At the March 11 meeting of the UN Security Council, the Russian Defence minister accused the United States of jointly developing chemical weapons with Ukraine, in violation of international treaties. This accusation was refuted by several sources, including the BBC, in a detailed fact-check. As the U.S. Ambassador noted, the purpose of spreading this Fake News appears to be to use this false flag operation to achieve the use of chemical weapons, something that is not new to the Russians. Among its most important false flag operations is the one of the Soviet invasion of Finland in 1939. At the time, there was a non-aggression pact in force between the two countries. Therefore, the Soviet Union bombed Mainila, a Soviet town on the border with Finland, and blamed it on Finland as a justification for the consequent attack.

The Internet – and especially social media – have played a key role in this conflict, both as a tool to spread disinformation campaigns and as a counter to them. For example, many fake fact-checking videos have been posted on Telegram and Twitter. A few days ago, a video of a woman in Germany began circulating on Tik Tok, reporting on some Ukrainian refugees who supposedly had beaten a sixteen-year-old Russian-speaking boy to death. But it was just another fake news, as confirmed by the police, who denied the incident. However, the video has continued to spread, confirming the Russian government’s version of events, which describes the war as a necessary operation to protect the Russian-speaking population, victims of persecution and violence by Ukrainians. According to an investigation by Vice, some influencers are paid to post pro-Kremlin content. In addition, on Instagram, some accounts advocating Putin’s policies pose as local news outlets in Poland and spread fake news about a series of alleged attacks on Poles persecuted by Ukrainian refugees.

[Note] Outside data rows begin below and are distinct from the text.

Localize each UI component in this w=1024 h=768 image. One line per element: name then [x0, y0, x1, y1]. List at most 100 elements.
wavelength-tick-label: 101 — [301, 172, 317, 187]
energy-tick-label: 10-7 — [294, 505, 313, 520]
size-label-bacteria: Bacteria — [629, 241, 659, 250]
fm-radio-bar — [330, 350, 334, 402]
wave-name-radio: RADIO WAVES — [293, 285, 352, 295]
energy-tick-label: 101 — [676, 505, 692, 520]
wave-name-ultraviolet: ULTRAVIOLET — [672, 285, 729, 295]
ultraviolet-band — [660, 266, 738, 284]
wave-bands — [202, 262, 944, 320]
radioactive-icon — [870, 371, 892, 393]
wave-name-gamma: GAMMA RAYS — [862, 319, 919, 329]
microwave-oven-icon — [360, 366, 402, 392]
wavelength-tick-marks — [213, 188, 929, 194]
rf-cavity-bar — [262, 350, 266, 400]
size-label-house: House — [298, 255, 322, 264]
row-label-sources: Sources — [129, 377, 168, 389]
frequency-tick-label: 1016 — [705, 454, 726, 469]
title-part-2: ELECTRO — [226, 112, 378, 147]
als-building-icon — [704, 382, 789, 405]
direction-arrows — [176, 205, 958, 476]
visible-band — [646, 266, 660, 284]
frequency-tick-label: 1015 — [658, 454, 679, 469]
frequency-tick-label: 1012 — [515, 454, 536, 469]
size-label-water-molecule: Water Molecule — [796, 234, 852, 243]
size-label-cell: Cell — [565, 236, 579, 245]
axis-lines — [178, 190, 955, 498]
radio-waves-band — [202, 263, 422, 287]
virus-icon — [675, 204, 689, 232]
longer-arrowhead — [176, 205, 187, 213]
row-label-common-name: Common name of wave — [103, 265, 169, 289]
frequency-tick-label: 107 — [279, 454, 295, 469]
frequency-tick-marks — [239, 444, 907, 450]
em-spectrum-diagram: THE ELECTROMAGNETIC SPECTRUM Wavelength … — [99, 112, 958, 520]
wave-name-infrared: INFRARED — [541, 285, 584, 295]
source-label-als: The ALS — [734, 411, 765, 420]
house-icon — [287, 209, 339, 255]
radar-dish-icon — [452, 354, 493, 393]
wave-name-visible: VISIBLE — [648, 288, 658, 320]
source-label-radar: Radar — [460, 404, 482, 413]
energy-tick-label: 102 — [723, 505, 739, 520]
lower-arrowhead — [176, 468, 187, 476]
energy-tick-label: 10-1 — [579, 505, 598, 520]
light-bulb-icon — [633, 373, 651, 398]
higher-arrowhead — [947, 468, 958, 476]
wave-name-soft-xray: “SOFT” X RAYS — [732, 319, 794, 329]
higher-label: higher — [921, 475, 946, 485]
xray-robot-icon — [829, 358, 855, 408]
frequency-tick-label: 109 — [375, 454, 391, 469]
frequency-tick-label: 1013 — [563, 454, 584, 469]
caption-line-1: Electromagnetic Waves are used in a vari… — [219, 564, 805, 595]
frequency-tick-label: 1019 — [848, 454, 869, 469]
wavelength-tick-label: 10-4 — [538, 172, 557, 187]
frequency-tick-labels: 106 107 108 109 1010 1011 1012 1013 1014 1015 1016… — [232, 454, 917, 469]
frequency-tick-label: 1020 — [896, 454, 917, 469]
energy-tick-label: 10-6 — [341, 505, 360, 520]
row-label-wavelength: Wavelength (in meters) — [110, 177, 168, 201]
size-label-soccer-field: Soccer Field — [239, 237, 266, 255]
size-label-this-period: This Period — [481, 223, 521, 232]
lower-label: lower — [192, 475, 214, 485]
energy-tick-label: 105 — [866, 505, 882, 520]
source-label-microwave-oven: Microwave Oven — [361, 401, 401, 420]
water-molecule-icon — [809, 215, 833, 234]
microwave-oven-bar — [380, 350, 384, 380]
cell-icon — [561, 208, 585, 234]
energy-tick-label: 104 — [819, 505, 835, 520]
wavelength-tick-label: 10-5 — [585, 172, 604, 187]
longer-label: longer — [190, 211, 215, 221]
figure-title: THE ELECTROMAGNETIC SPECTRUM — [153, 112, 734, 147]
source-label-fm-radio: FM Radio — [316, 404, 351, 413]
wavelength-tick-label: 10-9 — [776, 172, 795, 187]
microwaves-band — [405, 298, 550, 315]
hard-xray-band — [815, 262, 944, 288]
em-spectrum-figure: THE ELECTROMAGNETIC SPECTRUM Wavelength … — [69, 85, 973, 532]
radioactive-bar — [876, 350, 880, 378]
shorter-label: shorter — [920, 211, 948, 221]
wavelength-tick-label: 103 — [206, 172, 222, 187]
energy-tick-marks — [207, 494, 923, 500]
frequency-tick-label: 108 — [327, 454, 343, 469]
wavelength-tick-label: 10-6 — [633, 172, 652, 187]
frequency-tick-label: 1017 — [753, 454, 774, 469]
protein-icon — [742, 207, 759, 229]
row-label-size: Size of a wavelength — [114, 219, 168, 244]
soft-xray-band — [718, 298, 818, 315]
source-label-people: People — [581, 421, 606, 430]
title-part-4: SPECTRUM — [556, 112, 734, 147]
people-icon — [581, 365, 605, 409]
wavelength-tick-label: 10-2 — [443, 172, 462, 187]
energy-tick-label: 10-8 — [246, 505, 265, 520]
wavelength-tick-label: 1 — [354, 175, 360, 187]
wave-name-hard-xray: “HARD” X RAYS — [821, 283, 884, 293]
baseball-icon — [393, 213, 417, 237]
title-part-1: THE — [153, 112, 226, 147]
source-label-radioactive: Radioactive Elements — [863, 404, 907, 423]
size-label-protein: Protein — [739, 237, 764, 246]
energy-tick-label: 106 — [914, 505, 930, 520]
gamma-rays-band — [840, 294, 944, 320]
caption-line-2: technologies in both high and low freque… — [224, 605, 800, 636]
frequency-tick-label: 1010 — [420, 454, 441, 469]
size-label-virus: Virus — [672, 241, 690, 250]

As said, social media has also proven indispensable in combating disinformation campaigns and providing Russian citizens with access to information not authorized by their government. From Ukrainian Tik-Tokers sharing short videos of their daily lives in a war-ravaged country and the spread of photos of ordinary citizens and children taking up arms, to Meta’s decision to allow Facebook and Instagram subscribers to relax censorship of posts against the Russian army, Putin, and Lukashenko-a move that Anton Gorelkin, deputy head of Russia’s Committee for Technologies and Communications, called a clear incitement to racial hatred.

The tech industries later decided to block access to Russian state media such as Sputnik and Russia Today (RT) to protect their users from Russian disinformation campaigns. Even Facebook, Instagram, YouTube, and Tik Tok have blocked Russian state media in Europe, a decision promptly condemned by Russian Foreign Minister Maria Zakharova, as these bans prevent the rest of the world from learning Russia’s point of view. Russia’s media agency – Roskomnadzor – has also confirmed that the BBC and other international  newspapers have been made inaccessible in Russia, as well as access to Instagram and Facebook and the use of Twitter.

The succession of these mutual constraints and blockages only confirms the importance that the Internet in general and social media in particular have in our society and their ability to influence conflict. First of all, social media has shown that it is much more difficult to hide the truth from citizens and prevent access to dissenting information than in the past. Unfortunately, as Arendt also opined, it is enough to spread doubt, making it impossible to distinguish what is true and what is not, and doing so it’s very easy in the era of social media. As Patrick Warren of Clemson University’s Media Forensic Hub explains: “The reason that it’s so effective is because you don’t actually have to convince someone that it’s true. It’s sufficient to make people uncertain as to what they should trust”.